Meaning

    During these past years, I have begun to stare off into the distance more often. I have heard the echo of chirping birds amongst the trees. I have felt the warmth of a summer rainstorm upon my skin. I have smelled a cloud of spices wafting about the churning kitchen. I have felt the flickering heat of a campfire in the depths of a starry night. I have watched the sunrise appear from out of the shadows of morning.

    Eventually, my eyes grew tired, blurry from their strain, and I couldn't blink it all away. Sometimes things are predecided and predictable, but when the world seems to rush at you in such a stream, your benefits often slip by.

    So, when I had the chance to pause, I went and messed it all up, disarming my own rhythms and patterns, wasting time, and running my lungs dry in the depths of the dark. What I found there, though, was nothing so shattered and broken as what you might suppose, for things will always work out unless you make them not. You have the power over your life, not the stream that necessarily tugs you forward.

    Productivity is a curious thing. Many times the work we do is without a concrete result or a tangible benefit or even useful at all. It is just something that must be done. Of course, many occupations have their purpose beyond the employment of people, but such a disconnect between the creator and the created is a certain cause of modern blindness and disapprobation. This backdrop for daily life creates a setting in which no one truly cares, or at least cares enough to spark a vibrant change.

    It is not as if the social existence of society today is dissatisfied, for many have, particularly in the United States, whatever is needed and necessary. Those that do not, fight. Those who do often slide into a satisfied monotony, a monochrome existence in which the only colors that pop are artificial, the only laughs that exist are forced, the only purpose is to survive on. Not to live but to survive. Do not let that blandness be you.

    Music played off in the distance, faint across the dried out field of grass. It was a summertime dusk, and the dome of the sky seemed ever so far above us. The streetlamp nearby flickered with the deaths of unfortunate mosquitos. For hours, we sat. We laid. We talked. And there was nothing more powerful in that moment than the words that coursed through the air, the joy within my stomach, the laughter in my veins.

    Sometimes it takes turning out all the lights, breaking all the rules to see the color present in front of you all along.

    The drive to do more doesn't have to steal you forward. What you do with your life doesn't have to be keeping up with a standard. It can be the building of a pillar of ideas, of memories, of knowledge, of dreams, of ability, not just a struggle to hold on to a perfect existence, for when such a fall occurs, and it will, the drop isn't too far.

    As you continue through life, picking through your necessary, daily actions, you choose what you look at. Do your eyes trace the butterfly's path through the nearby garden? Do you stare down at the cracked concrete beneath your feet? Do you think about your history project due tomorrow? Do you think about the volleyball game you have scheduled this weekend? All thoughts have value. It's just that the most prominent ones to you determine who you are.

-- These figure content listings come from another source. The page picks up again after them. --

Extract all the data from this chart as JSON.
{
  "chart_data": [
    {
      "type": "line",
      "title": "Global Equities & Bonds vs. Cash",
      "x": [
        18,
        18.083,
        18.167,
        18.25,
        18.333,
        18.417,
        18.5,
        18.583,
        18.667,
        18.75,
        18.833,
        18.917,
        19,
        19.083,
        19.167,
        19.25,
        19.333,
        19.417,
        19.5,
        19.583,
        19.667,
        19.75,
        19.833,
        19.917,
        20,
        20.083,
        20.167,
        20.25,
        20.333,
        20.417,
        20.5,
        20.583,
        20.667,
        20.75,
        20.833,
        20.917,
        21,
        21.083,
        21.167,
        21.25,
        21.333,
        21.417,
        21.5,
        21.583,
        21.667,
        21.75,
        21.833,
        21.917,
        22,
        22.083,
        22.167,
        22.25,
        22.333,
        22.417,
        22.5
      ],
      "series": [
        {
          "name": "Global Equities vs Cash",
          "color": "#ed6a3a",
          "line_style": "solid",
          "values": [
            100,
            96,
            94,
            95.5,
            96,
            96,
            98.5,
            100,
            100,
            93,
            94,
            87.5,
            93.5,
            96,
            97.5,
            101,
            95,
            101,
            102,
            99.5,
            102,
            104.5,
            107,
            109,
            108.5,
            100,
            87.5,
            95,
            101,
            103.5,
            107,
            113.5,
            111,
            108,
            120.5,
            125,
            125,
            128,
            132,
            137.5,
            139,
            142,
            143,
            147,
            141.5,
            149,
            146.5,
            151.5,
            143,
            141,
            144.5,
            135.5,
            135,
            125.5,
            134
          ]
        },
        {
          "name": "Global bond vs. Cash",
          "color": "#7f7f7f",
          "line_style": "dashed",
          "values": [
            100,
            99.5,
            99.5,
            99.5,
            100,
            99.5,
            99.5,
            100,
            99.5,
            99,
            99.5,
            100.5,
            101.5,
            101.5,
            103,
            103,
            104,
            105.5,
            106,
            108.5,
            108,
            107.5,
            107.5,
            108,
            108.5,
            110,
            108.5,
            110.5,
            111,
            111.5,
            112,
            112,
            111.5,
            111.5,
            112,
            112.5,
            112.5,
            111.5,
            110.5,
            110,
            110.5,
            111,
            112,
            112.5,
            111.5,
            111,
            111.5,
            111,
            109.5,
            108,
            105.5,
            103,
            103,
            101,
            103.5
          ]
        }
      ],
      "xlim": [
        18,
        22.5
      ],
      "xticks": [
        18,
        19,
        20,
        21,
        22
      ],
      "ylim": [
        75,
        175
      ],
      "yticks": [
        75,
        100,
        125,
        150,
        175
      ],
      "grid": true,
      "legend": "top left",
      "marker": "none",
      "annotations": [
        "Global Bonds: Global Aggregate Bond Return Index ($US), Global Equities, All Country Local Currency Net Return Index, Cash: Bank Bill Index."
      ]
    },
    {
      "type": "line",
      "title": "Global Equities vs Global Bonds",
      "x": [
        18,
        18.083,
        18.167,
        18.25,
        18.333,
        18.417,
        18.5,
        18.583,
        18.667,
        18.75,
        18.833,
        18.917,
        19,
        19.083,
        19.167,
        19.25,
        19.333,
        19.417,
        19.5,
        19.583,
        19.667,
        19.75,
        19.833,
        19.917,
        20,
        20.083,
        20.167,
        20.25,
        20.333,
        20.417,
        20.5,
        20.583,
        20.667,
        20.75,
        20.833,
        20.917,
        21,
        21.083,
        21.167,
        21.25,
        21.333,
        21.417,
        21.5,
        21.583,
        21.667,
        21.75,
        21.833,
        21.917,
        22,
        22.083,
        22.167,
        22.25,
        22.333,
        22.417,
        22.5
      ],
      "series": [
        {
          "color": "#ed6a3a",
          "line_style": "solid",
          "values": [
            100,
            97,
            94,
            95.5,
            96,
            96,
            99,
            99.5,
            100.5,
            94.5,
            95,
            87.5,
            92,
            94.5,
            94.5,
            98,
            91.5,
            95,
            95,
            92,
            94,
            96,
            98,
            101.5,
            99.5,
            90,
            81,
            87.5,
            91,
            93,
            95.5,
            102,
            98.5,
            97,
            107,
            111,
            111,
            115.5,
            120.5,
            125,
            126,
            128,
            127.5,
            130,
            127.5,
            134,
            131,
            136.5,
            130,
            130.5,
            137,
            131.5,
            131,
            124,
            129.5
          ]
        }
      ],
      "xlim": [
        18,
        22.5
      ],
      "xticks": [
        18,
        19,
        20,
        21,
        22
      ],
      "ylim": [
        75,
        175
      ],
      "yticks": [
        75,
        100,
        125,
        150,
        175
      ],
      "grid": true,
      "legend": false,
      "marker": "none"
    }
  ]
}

    Some may question why we do anything at all. There are a variety of answers to this question, but in my mind the most fitting answer is because we choose to. We care for others because we want to. We graduate from college because we want to. We fight wars because we want to. We create music because we want to. We follow our dreams because we want to. 

    And that desire to fight on through the tough, that endurance of wanting is what makes us truly alive. It is also what is missing when everything goes grey.

    You have to feel alive to want more of it. Whether it be fear or jubilation or disappointment or ecstasy, you must want more. To feel is to truly live, and to live is to be something greater than the body you possess. To live is to be more than just the records on your shelf. To live is to be present in each and every moment. To live is to not just aspire to do more but to see more as well.

    Do not settle for what you have. Live for what you can be.

    One night, I was collapsed underneath a dimly shining streetlamp. The air was thick. My feet ached. My lungs curled. The stars were bright that night, pinpricks of light barely visible through the city's haze. The grass was slick beneath my hands as I sat, my eyes tracing the shadowy leaves fluttering lightly in the slight breeze. My ankles felt fuzzy with dullness. Blood seemed to run sluggishly through my system. The wires overhead flickered in the orange light as they swung back and forth and back and forth. Staring up at the deep indigo of the night sky, I could taste the lingering stickiness of artificial sugar in my mouth. The sun had just set. I looked out again, across the scene in front of me. Distant headlights flickered upon it at irregular intervals. The rumble of the highway grumbled in the background. The road ahead looked so hard and uncompromising, so grey. But everything around it was so beautiful.